Source: The Washington Post

In this Friday, Dec. 28, 2012 file photo, Muslims arrive to attend the Friday prayer at Al-Azhar mosque in Cairo, Egypt. (AP Photo/Khalil Hamra, File)
In Islam, attending Friday sermons is mandatory and is the most important prayer of the week.
For observant Muslims in Egypt, the sermons delivered by clerics in their respective neighborhoods offer a time to connect spiritually and, for many, remain their main source of religious teaching.
For imams, it’s a chance to focus their sermons on issues affecting their particular community, sometimes mixed with political messages.
Now Egyptian authorities are trying to change all that. Officials announced Tuesday that Muslim clerics will be required to read out identical sermons pre-written by various government agencies, an initiative that is part of President Abdel Fatah al-Sissi’s effort to combat extremism. The move has upset Muslim preachers throughout Egypt.
An unnamed undersecretary, quoted by Reuters, said that the sermons would now be written by ministry officials and senior clerics from Al-Azhar, the main center for Islamic learning in Egypt, as well as members of parliament who serve on Egypt’s House Committee on Religious Affairs.

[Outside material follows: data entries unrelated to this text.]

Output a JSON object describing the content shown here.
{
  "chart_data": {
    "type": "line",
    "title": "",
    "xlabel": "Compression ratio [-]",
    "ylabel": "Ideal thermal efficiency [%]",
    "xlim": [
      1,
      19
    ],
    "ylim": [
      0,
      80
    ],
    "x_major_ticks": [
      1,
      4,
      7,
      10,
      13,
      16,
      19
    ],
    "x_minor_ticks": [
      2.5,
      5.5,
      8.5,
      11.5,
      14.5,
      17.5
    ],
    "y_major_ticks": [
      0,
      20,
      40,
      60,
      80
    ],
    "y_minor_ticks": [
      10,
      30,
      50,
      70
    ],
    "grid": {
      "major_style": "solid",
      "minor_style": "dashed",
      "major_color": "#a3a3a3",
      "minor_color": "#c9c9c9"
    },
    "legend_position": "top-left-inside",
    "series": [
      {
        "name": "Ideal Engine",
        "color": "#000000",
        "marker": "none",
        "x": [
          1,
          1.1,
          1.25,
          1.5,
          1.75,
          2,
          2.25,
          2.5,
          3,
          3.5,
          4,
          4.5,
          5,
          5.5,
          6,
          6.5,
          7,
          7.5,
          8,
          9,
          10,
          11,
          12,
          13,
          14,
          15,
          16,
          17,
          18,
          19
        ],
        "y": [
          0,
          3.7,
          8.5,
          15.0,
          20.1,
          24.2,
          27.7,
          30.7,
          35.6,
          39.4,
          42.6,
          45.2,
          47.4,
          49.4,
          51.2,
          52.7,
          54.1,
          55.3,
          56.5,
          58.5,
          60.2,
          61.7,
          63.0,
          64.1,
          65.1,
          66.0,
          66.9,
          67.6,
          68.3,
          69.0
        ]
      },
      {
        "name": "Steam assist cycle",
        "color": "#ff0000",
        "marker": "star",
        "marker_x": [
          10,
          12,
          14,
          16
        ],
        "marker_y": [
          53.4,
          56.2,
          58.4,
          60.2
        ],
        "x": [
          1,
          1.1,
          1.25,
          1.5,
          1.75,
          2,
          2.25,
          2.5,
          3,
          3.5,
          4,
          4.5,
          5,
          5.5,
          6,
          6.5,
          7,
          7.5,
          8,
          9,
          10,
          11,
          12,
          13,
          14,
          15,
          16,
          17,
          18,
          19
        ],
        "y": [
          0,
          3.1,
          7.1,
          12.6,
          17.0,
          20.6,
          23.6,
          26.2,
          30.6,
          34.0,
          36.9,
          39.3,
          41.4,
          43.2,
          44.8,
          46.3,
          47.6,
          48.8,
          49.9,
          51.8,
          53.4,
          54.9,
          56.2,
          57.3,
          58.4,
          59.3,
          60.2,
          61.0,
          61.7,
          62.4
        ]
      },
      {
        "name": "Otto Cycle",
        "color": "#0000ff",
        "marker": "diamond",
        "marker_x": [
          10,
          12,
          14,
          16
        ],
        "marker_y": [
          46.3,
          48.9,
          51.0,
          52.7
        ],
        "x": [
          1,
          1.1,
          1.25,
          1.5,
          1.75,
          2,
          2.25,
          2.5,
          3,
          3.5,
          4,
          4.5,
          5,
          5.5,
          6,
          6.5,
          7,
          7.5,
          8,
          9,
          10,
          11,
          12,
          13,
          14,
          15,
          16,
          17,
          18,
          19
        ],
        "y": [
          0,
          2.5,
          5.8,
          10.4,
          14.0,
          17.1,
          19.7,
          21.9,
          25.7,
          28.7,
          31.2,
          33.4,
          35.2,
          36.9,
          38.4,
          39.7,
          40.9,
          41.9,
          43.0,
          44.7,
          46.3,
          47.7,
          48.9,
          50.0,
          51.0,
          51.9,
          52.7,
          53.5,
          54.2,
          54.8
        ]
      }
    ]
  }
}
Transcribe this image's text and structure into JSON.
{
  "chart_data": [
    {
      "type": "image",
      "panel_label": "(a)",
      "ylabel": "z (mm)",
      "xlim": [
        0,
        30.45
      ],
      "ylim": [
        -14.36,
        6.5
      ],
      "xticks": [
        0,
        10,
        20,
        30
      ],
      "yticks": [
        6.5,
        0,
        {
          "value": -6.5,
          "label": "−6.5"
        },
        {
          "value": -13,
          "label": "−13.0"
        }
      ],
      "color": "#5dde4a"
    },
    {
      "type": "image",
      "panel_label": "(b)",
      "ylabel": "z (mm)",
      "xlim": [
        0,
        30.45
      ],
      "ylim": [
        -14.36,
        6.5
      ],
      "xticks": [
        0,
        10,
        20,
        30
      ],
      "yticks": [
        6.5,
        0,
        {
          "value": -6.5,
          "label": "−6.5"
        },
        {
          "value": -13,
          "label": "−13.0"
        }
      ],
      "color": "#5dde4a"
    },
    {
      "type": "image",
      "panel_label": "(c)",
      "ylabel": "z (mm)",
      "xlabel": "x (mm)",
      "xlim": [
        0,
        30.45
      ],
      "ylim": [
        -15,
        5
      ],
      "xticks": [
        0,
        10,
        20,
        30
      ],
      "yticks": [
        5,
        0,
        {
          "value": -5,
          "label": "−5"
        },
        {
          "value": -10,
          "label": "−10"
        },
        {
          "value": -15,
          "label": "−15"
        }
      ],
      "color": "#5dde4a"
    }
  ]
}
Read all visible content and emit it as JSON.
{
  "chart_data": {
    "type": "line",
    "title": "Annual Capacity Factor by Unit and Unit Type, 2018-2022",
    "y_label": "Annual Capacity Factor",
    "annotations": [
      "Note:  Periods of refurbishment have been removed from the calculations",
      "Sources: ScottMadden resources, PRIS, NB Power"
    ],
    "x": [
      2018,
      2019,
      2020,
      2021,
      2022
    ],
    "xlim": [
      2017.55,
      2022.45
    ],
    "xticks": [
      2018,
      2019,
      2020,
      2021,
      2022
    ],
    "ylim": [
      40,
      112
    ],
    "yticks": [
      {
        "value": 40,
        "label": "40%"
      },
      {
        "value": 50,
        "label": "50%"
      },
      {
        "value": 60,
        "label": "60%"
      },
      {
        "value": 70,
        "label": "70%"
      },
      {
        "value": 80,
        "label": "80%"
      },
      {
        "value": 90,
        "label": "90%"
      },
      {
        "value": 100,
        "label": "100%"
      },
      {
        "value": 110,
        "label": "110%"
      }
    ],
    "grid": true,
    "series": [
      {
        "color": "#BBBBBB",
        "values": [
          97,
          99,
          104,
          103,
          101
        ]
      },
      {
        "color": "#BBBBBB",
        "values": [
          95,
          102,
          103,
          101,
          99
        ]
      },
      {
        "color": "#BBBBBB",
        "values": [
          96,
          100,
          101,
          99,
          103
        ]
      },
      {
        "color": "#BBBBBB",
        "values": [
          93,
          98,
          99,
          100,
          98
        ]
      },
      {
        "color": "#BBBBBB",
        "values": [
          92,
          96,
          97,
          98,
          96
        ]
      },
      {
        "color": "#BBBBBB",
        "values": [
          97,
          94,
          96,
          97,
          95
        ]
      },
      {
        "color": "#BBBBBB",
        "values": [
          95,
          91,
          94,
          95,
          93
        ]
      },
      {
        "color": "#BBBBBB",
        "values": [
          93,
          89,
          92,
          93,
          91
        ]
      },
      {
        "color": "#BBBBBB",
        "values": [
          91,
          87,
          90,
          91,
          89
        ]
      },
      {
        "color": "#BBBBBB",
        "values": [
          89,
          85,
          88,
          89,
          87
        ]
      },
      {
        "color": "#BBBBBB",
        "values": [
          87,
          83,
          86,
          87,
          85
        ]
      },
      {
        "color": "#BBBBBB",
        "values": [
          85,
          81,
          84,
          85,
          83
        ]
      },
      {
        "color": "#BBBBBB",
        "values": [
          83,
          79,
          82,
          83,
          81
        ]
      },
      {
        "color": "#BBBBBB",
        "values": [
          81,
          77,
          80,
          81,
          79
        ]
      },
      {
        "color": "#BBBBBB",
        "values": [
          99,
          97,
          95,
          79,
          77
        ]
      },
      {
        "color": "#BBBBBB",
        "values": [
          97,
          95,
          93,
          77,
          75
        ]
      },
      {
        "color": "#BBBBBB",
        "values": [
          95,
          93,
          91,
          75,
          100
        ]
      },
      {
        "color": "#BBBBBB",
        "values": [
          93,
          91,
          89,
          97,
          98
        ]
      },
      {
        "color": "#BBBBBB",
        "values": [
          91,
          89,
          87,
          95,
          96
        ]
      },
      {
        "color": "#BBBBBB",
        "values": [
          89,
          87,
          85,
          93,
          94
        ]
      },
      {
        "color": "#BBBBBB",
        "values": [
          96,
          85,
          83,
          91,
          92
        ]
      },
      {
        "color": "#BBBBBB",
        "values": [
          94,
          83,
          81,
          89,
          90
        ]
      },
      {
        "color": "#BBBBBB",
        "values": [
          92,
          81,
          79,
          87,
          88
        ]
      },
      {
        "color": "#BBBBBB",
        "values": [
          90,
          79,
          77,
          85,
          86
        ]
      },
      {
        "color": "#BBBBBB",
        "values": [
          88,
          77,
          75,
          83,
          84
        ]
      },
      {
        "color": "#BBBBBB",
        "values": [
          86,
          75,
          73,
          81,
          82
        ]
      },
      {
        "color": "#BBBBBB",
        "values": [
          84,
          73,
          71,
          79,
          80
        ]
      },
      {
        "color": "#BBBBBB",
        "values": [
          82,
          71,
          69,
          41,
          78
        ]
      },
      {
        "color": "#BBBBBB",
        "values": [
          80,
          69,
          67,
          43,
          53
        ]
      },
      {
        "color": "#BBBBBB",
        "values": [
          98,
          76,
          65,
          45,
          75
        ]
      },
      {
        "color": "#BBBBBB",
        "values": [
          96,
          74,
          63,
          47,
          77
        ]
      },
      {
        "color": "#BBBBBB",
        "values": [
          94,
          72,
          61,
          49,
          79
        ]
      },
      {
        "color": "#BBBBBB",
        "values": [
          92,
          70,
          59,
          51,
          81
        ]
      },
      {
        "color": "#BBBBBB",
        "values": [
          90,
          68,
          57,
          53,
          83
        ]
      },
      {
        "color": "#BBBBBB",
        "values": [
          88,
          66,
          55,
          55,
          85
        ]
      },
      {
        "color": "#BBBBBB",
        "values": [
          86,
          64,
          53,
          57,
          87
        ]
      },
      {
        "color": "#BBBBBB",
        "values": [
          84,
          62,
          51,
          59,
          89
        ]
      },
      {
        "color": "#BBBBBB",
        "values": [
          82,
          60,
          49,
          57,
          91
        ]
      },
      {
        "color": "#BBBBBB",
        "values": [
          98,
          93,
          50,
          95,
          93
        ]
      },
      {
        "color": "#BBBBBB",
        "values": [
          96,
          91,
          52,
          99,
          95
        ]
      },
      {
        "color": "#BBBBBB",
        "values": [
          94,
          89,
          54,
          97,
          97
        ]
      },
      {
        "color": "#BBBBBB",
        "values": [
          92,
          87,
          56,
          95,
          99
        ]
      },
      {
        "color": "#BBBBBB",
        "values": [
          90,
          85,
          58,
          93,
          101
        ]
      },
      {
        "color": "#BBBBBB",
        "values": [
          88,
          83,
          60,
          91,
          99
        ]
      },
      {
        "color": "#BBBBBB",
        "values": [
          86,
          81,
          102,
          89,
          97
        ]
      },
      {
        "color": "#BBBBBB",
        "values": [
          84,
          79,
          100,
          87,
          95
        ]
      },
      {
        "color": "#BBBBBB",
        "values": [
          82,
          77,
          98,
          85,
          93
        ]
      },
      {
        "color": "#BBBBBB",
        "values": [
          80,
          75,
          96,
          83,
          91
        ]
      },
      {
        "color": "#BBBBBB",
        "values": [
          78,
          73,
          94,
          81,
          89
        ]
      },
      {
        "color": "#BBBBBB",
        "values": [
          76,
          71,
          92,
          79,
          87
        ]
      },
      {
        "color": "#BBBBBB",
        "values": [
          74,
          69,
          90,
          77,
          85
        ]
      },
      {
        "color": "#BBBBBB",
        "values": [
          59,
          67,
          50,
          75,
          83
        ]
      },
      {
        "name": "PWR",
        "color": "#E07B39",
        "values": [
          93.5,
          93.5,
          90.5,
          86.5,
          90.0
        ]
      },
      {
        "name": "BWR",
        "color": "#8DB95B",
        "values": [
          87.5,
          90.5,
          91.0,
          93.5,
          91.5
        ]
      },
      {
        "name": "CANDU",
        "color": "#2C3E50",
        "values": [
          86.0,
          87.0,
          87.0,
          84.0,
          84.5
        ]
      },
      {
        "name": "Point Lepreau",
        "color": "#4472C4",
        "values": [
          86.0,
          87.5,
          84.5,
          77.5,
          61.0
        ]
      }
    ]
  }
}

“The objective [of the decision] is not at all political,” the Minister of Religious Endowments Mohamed Mokhtar Gomaa, said, according to reports inside Egypt. He said the decision is in an attempt to reduce the length of the sermons as well as to depoliticize them.
It might be difficult to enforce the new practice. But some Egyptians worry that if the government controls what is being discussed at places of worship, it will also be able to define religious education for large segment of Egypt.